Les plans de lumière étaient différents. C’était le temps mythique des premières ferveurs émotionnelles. De grands personnages allongés laissaient errer leur regard sur l’horizon nocturne. Toutes ces étranges silhouettes flottantes avaient certainement été témoins d’une rencontre, d’un appel du plus grand inconnu de la Terre. Les êtres de ce royaume savaient voler sous la mer et nager dans le ciel. Tandis que le ciel se regardait pleurer sur la mer immensément bleue, l’aube s’énamourait sur le bord des nuages, pressée de mettre de nouvelles couleurs.
L’ère mythique d’Aouanrhat était un voyage par l’esprit à l’intérieur des corps. Il y menait plusieurs aventures de front et, dans chaque point de l’âme, il était fait d’interrogations troublantes.
Il s’agissait peut-être de lévitation ou bien d’un état modifié de conscience, et ces visions hallucinées s’étendaient même à un invisible voyage de la mort.
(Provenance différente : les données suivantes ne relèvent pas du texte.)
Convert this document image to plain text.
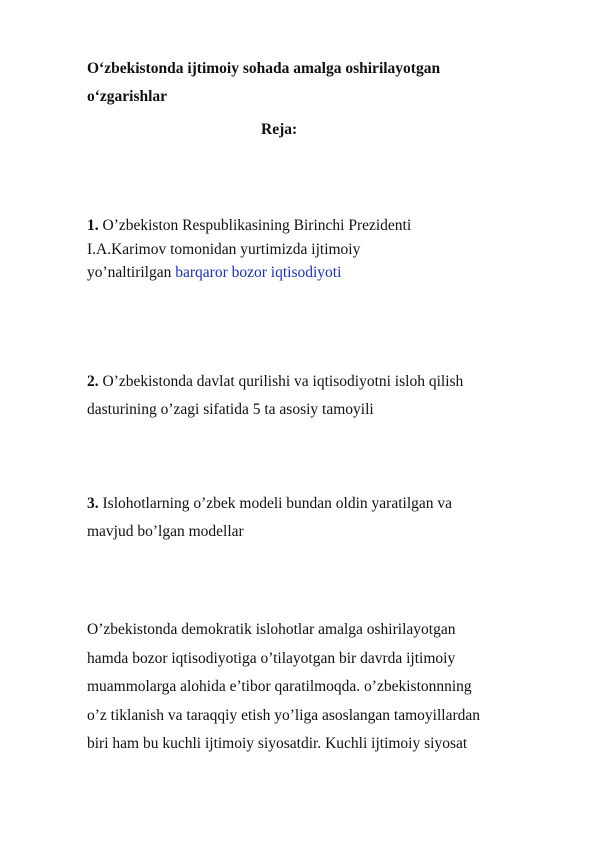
O‘zbekistonda ijtimoiy sohada amalga oshirilayotgan
o‘zgarishlar
Reja:

1. O’zbekiston Respublikasining Birinchi Prezidenti
I.A.Karimov tomonidan yurtimizda ijtimoiy
yo’naltirilgan barqaror bozor iqtisodiyoti

2. O’zbekistonda davlat qurilishi va iqtisodiyotni isloh qilish
dasturining o’zagi sifatida 5 ta asosiy tamoyili

3. Islohotlarning o’zbek modeli bundan oldin yaratilgan va
mavjud bo’lgan modellar

O’zbekistonda demokratik islohotlar amalga oshirilayotgan
hamda bozor iqtisodiyotiga o’tilayotgan bir davrda ijtimoiy
muammolarga alohida e’tibor qaratilmoqda. o’zbekistonnning
o’z tiklanish va taraqqiy etish yo’liga asoslangan tamoyillardan
biri ham bu kuchli ijtimoiy siyosatdir. Kuchli ijtimoiy siyosat
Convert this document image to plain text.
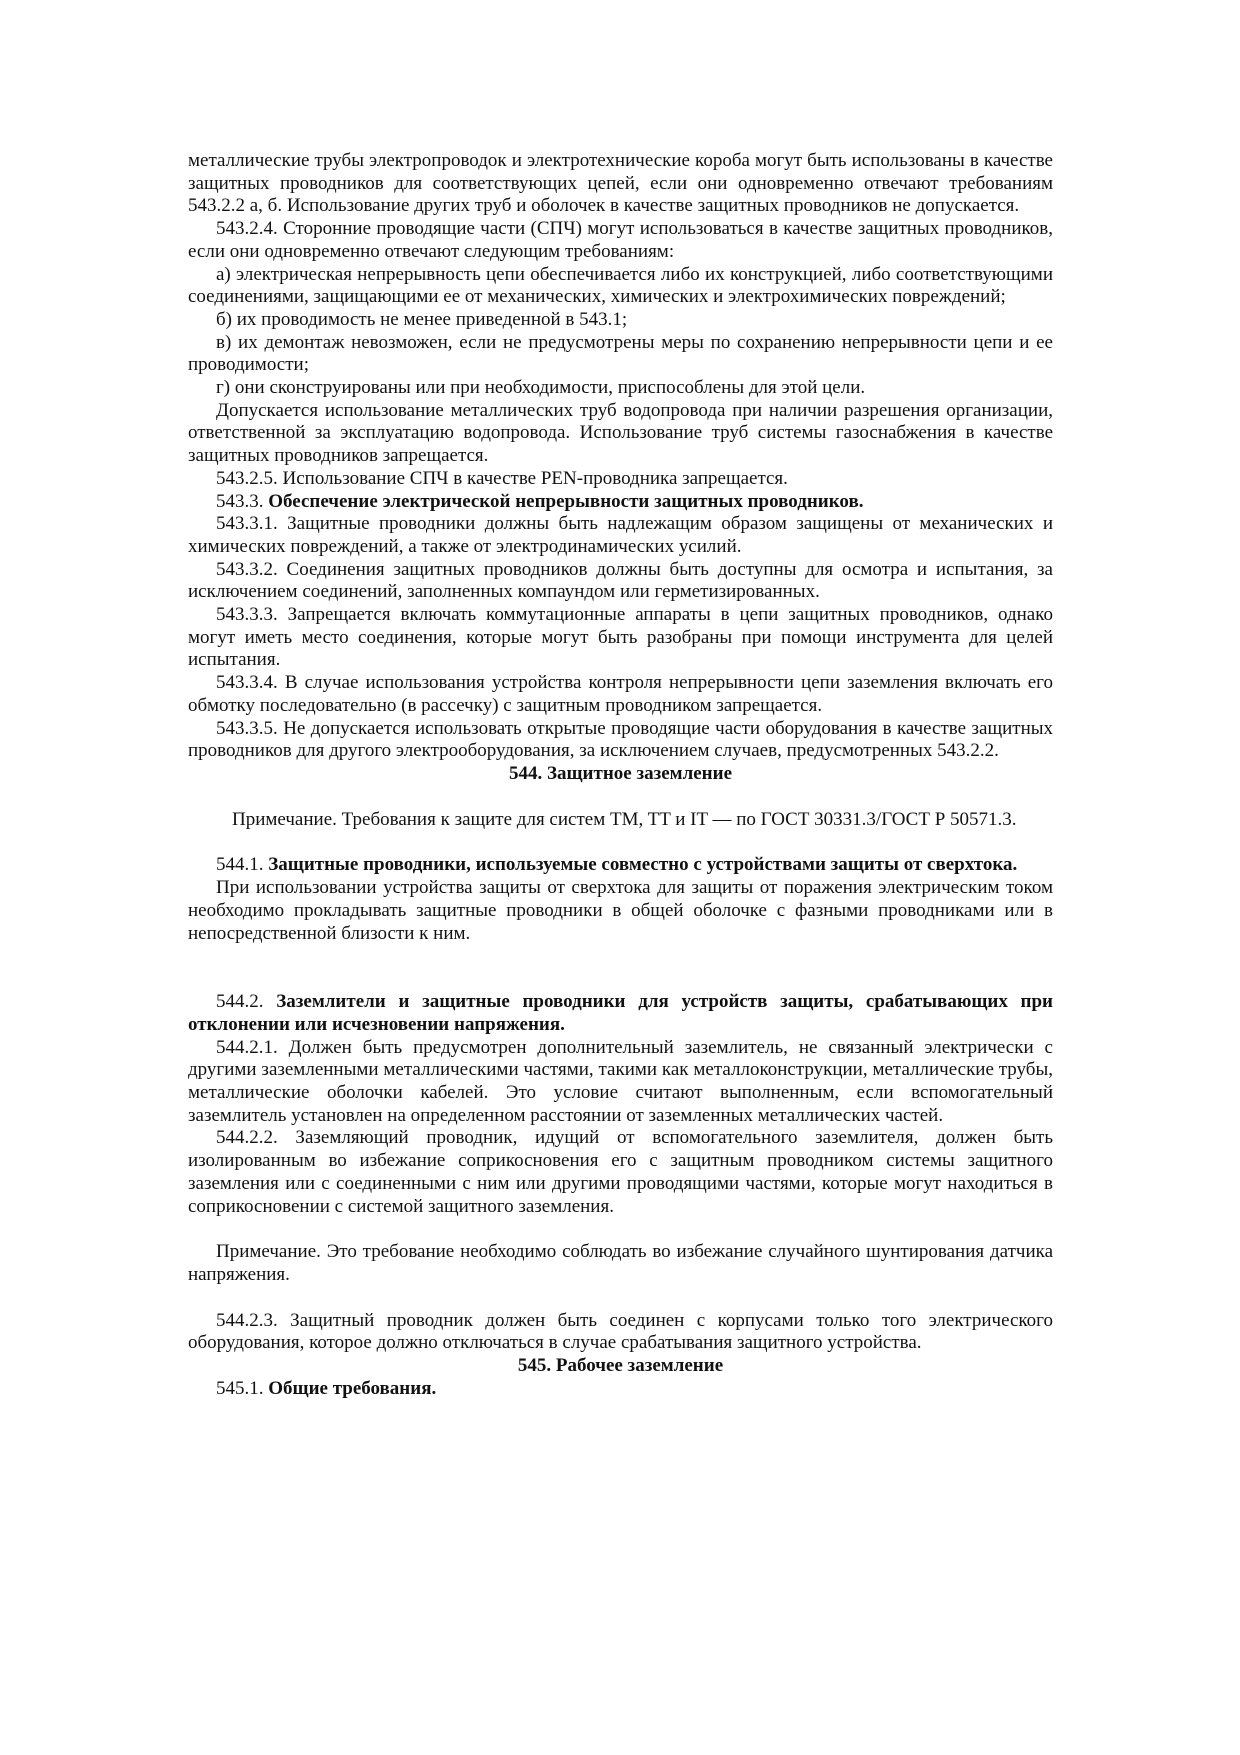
металлические трубы электропроводок и электротехнические короба могут быть использованы в качестве защитных проводников для соответствующих цепей, если они одновременно отвечают требованиям 543.2.2 а, б. Использование других труб и оболочек в качестве защитных проводников не допускается.

543.2.4. Сторонние проводящие части (СПЧ) могут использоваться в качестве защитных проводников, если они одновременно отвечают следующим требованиям:

а) электрическая непрерывность цепи обеспечивается либо их конструкцией, либо соответствующими соединениями, защищающими ее от механических, химических и электрохимических повреждений;

б) их проводимость не менее приведенной в 543.1;

в) их демонтаж невозможен, если не предусмотрены меры по сохранению непрерывности цепи и ее проводимости;

г) они сконструированы или при необходимости, приспособлены для этой цели.

Допускается использование металлических труб водопровода при наличии разрешения организации, ответственной за эксплуатацию водопровода. Использование труб системы газоснабжения в качестве защитных проводников запрещается.

543.2.5. Использование СПЧ в качестве PEN-проводника запрещается.

543.3. Обеспечение электрической непрерывности защитных проводников.

543.3.1. Защитные проводники должны быть надлежащим образом защищены от механических и химических повреждений, а также от электродинамических усилий.

543.3.2. Соединения защитных проводников должны быть доступны для осмотра и испытания, за исключением соединений, заполненных компаундом или герметизированных.

543.3.3. Запрещается включать коммутационные аппараты в цепи защитных проводников, однако могут иметь место соединения, которые могут быть разобраны при помощи инструмента для целей испытания.

543.3.4. В случае использования устройства контроля непрерывности цепи заземления включать его обмотку последовательно (в рассечку) с защитным проводником запрещается.

543.3.5. Не допускается использовать открытые проводящие части оборудования в качестве защитных проводников для другого электрооборудования, за исключением случаев, предусмотренных 543.2.2.

544. Защитное заземление

Примечание. Требования к защите для систем TM, TT и IT — по ГОСТ 30331.3/ГОСТ Р 50571.3.

544.1. Защитные проводники, используемые совместно с устройствами защиты от сверхтока.

При использовании устройства защиты от сверхтока для защиты от поражения электрическим током необходимо прокладывать защитные проводники в общей оболочке с фазными проводниками или в непосредственной близости к ним.

544.2. Заземлители и защитные проводники для устройств защиты, срабатывающих при отклонении или исчезновении напряжения.

544.2.1. Должен быть предусмотрен дополнительный заземлитель, не связанный электрически с другими заземленными металлическими частями, такими как металлоконструкции, металлические трубы, металлические оболочки кабелей. Это условие считают выполненным, если вспомогательный заземлитель установлен на определенном расстоянии от заземленных металлических частей.

544.2.2. Заземляющий проводник, идущий от вспомогательного заземлителя, должен быть изолированным во избежание соприкосновения его с защитным проводником системы защитного заземления или с соединенными с ним или другими проводящими частями, которые могут находиться в соприкосновении с системой защитного заземления.

Примечание. Это требование необходимо соблюдать во избежание случайного шунтирования датчика напряжения.

544.2.3. Защитный проводник должен быть соединен с корпусами только того электрического оборудования, которое должно отключаться в случае срабатывания защитного устройства.

545. Рабочее заземление

545.1. Общие требования.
La sortie de soi pouvait être aussi un retour matriciel, une avant-naissance. Quoi qu’il en soit, un voyage vers un autre monde relie toujours, avec ses rythmes et ses silences, à une transcendance. Et les nageuses obliques ou cornues d’Aouanrhat ensoleillaient la pluralité du vivant.
Nombre de chercheurs étaient loin de se douter qu’ils allaient s’attacher à l’inconnaissable, à l’incompréhensible. Faut-il le rappeler ? Le monde ne se limite pas à sa partie matérielle. Personne ne peut être convaincu de tout savoir, de tout comprendre. Puissions-nous parvenir à faire sortir de la roche les sorcières-fées de ce voyage surnaturel vers le monde des esprits.
L’art rend possible toute imprégnation d’invisible, toute confrontation avec l’inconnu, précisément parce qu’il naît de l’incontrôlé, de l’expérimental. Et c’est peut-être là que se trouve la clé de ces silhouettes humaines en train de nager dans l’air, afin d’agripper la vraie lumière.